I've written before [#1, #2] about the W3C's “Efficient XML” specification which defines a “binary” XML format that
compresses your XML (with or without a Schema, but it can do a better job with a Schema);
can be parsed more quickly than the equivalent textual XML can be parsed, i.e. the compressed XML is effectively pre-parsed (and pre-validated if a Schema was used).
Let's be clear, for those of you who don't like the idea of “binary XML”, I think 80% of world is perfectly happy 80% of the time with XML in its normal textual format, and I'm not suggesting the 80% should change. For some XML users (e.g. in banking/finance, where I do most of my work for clients), textual XML is a barrier to some of their current volume requirements and per-transaction processing time requirements. So some people need this, even if you yourself don't.
Anyway, I noticed during the week that numerous reference compressed files have been posted to the Web. While the files themselves are probably most of interest to people working on implementations of Efficient XML, the file sizes are interesting more generally, in my mind. Sadly, they didn't post a table of file sizes, so I downloaded the FpML (Financial Products Markup Language) files for IRD (Interest Rate Derivatives), which is an area of interest to me (there are lots of examples, though, some of which may be more relevant to what you do).

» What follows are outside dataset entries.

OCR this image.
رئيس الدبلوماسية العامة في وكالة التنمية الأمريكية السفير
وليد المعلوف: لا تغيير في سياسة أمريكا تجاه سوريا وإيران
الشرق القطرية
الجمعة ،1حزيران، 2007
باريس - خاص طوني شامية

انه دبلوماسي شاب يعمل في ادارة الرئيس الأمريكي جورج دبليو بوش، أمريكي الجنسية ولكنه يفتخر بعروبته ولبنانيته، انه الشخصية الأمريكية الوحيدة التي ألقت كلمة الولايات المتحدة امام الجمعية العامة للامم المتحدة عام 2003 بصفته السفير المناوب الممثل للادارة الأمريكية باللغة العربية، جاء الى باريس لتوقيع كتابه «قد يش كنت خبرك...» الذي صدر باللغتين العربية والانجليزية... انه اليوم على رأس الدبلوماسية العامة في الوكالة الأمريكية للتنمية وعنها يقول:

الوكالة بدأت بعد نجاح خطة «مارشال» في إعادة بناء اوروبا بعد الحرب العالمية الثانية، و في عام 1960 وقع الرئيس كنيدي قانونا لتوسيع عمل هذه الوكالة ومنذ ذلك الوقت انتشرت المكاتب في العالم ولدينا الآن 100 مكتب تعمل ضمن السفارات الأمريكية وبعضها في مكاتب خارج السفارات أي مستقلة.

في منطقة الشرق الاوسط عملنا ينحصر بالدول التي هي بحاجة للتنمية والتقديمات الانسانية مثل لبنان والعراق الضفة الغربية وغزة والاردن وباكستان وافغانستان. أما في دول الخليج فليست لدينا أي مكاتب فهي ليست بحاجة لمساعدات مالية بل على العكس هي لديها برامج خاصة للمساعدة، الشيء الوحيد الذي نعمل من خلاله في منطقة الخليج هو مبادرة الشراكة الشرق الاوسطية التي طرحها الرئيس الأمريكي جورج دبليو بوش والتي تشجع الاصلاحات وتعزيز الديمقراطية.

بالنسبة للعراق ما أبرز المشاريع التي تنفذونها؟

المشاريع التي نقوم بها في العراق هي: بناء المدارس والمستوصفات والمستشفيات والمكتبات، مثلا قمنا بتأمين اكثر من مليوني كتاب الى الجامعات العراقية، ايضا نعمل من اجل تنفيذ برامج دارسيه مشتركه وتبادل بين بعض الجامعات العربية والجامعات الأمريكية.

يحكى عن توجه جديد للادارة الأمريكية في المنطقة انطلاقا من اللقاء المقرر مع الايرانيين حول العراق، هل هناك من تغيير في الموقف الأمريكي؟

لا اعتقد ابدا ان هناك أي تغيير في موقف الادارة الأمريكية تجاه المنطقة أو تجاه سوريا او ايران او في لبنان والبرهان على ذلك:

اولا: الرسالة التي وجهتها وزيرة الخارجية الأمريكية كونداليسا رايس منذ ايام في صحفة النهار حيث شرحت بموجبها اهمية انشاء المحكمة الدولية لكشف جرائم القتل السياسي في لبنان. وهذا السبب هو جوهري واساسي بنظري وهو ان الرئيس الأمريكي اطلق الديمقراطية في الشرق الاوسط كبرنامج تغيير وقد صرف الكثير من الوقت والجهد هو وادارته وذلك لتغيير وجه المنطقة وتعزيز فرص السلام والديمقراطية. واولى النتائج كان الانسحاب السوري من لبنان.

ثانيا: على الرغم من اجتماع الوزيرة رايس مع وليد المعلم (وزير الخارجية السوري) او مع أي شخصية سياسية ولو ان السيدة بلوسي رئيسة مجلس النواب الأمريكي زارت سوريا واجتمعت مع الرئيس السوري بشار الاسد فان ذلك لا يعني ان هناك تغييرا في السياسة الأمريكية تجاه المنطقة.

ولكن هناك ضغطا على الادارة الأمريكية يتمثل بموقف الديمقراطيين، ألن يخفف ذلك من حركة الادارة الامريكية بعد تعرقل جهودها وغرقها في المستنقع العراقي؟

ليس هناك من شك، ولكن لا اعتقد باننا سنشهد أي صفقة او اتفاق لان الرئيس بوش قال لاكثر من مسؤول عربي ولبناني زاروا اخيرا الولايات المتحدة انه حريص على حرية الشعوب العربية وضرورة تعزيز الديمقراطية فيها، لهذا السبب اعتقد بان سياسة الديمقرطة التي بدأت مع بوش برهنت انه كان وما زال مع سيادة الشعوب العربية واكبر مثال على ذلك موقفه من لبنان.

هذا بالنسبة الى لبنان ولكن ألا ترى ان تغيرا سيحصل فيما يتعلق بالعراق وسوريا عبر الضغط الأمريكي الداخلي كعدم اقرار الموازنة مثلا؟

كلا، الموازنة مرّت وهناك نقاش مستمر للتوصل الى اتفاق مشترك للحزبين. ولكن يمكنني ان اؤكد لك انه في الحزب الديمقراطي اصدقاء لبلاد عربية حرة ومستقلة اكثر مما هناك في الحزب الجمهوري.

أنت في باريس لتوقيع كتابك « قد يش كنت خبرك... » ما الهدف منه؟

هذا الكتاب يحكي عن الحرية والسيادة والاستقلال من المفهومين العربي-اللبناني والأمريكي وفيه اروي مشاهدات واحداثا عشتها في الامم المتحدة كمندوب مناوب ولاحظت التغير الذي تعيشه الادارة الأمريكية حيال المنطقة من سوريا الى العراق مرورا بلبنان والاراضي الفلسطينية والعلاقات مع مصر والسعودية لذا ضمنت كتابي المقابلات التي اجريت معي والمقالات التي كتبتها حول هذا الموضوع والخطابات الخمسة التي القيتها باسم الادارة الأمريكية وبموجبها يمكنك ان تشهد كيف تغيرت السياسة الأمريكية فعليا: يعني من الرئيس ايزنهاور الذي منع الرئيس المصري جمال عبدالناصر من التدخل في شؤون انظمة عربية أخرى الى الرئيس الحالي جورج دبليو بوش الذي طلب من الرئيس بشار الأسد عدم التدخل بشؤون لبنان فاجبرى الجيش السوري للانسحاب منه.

Each of the FpML IRD example XML files was compressed multiple ways using different compression options, using the Agile Delta implementation of Efficient XML. I looked at the best compression for each example, and found that the average was about 85%. The actual compression varied about 70% and 90%, with a graph of compression versus file size suggesting that compression improves for larger files. The largest of the FpML examples was about 20k, and you would really need larger files again to test whether the compression genuinely improves with the uncompressed file size.
The problem, at the moment, in trying to convince people to look at this technology is that Agile Delta's implementation seems to be the only one available. At least, I can't find another; if you have an implementation, or are planning one, please add a comment to this post with the details. I agree with the adage that an open standard with only a single implementation is no better than a proprietary standard, so I really hope we will see some other implementations before too long. Something from Apache/IBM/Microsoft/Sun would be nice, with smaller vendors keeping them honest. Here's hoping, anyway.